OCZ-Insolvenz

SSD-Hersteller OCZ ist pleite - übernimmt Toshiba?

OCZ Technology steht vor der Insolvenz. Eine Übernahme durch Toshiba erscheint wahrscheinlich. Die Geschäfte könnten dann weiter gehen.

OCZ Technology könnte von Toshiba gerettet werden.

© Screenshot: WEKA, http://ocz.com/consumer/ssd

OCZ Technology könnte von Toshiba gerettet werden.

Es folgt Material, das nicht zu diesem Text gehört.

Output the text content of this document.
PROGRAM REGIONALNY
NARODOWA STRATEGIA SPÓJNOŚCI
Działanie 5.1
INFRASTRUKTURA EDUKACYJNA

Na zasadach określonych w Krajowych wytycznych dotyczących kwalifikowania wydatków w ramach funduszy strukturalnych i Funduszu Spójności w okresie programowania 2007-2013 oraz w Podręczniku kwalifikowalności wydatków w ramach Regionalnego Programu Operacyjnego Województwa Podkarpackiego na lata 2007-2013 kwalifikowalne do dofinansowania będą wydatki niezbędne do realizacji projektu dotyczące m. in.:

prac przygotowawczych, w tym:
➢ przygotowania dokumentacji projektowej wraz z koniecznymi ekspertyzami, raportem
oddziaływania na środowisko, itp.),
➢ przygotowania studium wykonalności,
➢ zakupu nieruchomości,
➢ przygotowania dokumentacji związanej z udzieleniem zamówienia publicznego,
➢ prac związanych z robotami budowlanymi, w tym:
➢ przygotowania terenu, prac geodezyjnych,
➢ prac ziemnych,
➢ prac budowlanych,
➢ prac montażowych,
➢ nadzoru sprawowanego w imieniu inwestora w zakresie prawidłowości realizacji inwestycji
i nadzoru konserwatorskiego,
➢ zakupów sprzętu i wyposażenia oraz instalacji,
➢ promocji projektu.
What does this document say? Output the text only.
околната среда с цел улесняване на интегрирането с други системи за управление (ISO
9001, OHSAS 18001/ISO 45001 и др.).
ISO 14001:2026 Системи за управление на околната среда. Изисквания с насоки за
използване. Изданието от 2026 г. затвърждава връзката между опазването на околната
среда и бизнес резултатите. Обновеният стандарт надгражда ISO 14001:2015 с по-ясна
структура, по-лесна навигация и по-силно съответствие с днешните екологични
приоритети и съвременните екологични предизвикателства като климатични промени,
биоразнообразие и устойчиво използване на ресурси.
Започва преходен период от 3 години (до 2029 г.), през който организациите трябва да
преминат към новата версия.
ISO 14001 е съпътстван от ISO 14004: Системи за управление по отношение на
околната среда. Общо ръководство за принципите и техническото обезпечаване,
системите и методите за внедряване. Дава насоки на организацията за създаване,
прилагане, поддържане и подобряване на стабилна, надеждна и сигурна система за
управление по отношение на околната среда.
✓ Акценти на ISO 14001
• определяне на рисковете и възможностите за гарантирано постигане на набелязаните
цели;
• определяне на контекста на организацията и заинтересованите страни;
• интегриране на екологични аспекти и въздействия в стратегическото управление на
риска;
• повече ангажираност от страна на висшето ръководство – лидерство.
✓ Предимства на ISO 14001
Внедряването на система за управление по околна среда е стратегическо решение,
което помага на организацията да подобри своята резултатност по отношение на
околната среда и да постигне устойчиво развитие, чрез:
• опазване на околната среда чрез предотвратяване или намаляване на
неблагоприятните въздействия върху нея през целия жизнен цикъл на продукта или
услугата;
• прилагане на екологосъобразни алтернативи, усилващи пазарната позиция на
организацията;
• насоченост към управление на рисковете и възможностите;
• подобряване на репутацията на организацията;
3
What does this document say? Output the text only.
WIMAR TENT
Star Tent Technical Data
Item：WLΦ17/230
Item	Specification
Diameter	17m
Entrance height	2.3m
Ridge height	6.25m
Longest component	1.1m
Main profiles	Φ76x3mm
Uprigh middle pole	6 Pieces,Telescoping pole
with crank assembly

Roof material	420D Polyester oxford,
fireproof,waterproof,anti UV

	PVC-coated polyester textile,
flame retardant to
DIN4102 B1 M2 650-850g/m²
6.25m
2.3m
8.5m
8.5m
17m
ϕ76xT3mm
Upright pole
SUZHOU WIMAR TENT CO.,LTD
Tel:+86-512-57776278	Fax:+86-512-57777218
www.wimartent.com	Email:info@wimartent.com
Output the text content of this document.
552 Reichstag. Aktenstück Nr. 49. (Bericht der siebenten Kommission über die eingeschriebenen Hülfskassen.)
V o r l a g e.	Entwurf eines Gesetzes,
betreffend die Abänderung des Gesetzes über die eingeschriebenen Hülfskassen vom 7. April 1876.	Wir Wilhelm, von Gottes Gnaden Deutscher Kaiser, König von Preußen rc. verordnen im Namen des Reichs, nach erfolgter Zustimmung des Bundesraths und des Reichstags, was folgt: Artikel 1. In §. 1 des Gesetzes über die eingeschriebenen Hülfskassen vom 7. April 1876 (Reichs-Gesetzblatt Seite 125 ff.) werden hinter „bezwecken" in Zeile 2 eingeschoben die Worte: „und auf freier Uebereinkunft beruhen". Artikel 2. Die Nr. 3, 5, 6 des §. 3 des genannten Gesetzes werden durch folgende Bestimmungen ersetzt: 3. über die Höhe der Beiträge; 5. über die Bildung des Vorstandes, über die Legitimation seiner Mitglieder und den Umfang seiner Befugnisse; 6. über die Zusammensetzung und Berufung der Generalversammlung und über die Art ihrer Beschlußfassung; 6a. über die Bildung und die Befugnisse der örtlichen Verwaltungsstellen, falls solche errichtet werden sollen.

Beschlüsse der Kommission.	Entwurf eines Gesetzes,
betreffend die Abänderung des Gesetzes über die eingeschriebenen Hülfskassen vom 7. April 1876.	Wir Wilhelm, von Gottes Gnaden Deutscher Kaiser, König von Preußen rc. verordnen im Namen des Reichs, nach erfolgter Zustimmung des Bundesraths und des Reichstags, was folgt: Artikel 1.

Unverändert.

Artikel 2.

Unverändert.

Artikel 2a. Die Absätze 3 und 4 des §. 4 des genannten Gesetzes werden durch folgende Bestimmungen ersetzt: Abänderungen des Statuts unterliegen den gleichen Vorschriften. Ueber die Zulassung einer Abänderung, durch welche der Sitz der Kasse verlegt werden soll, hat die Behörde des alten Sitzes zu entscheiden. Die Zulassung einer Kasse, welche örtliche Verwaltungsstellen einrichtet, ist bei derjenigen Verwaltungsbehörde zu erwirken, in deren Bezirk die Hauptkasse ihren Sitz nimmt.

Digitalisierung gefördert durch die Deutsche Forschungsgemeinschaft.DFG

OCZ ist pleite: Der Hardware-Hersteller OCZ Technology wurde zuerst durch Zubehör wie übertaktbaren Speicher für Gamer, Netzteile und Mäuse bekannt und hatte auch Innovationen wie den "Neural Impulse Actuator" im Programm, ein Controller, der auf Gehirnströme reagiert. Zuletzt hatte sich der Schwerpunkt des Unternehmens auf SSDs verlagert.

Wie es heißt, hatte OCZ wegen ungeplanter Rabatte und Rückvergütungsprogramme Kredite des Risikokapitalgeber Hercules Technology Growth Capital aufgenommen, die schon seit einiger Zeit nicht mehr bedient werden konnten. OCZ war es gelungen, in letzter Zeit durch bessere Controllertechnik die Qualität seiner SSDs erheblich zu steigern. Dies hat dem Hersteller jedoch nicht mehr geholfen, neben den Branchenriesen Samsung, SanDisk (Toshiba) und Micron am Markt zu bestehen. Toshiba würde durch einen Aufkauf der Firma auch die von OCZ weiterentwickelte "Indilinx"-Controllertechnik übernehmen. Bisher muss Toshiba Controllertechnik zukaufen.

Die wesentlichen Punkte einer Übernahme sollen bereits geklärt sein. Die US-Behörden müssen dem Verkauf allerdings noch zustimmen. Wenn die Übernahme zustande kommt, wären die Arbeitsplätze bei OCZ vorerst gesichtet. Auch die Garantieansprüche der Kunden könnten bedient werden. Andernfalls muss OCZ den Geschäftsbetrieb einstellen.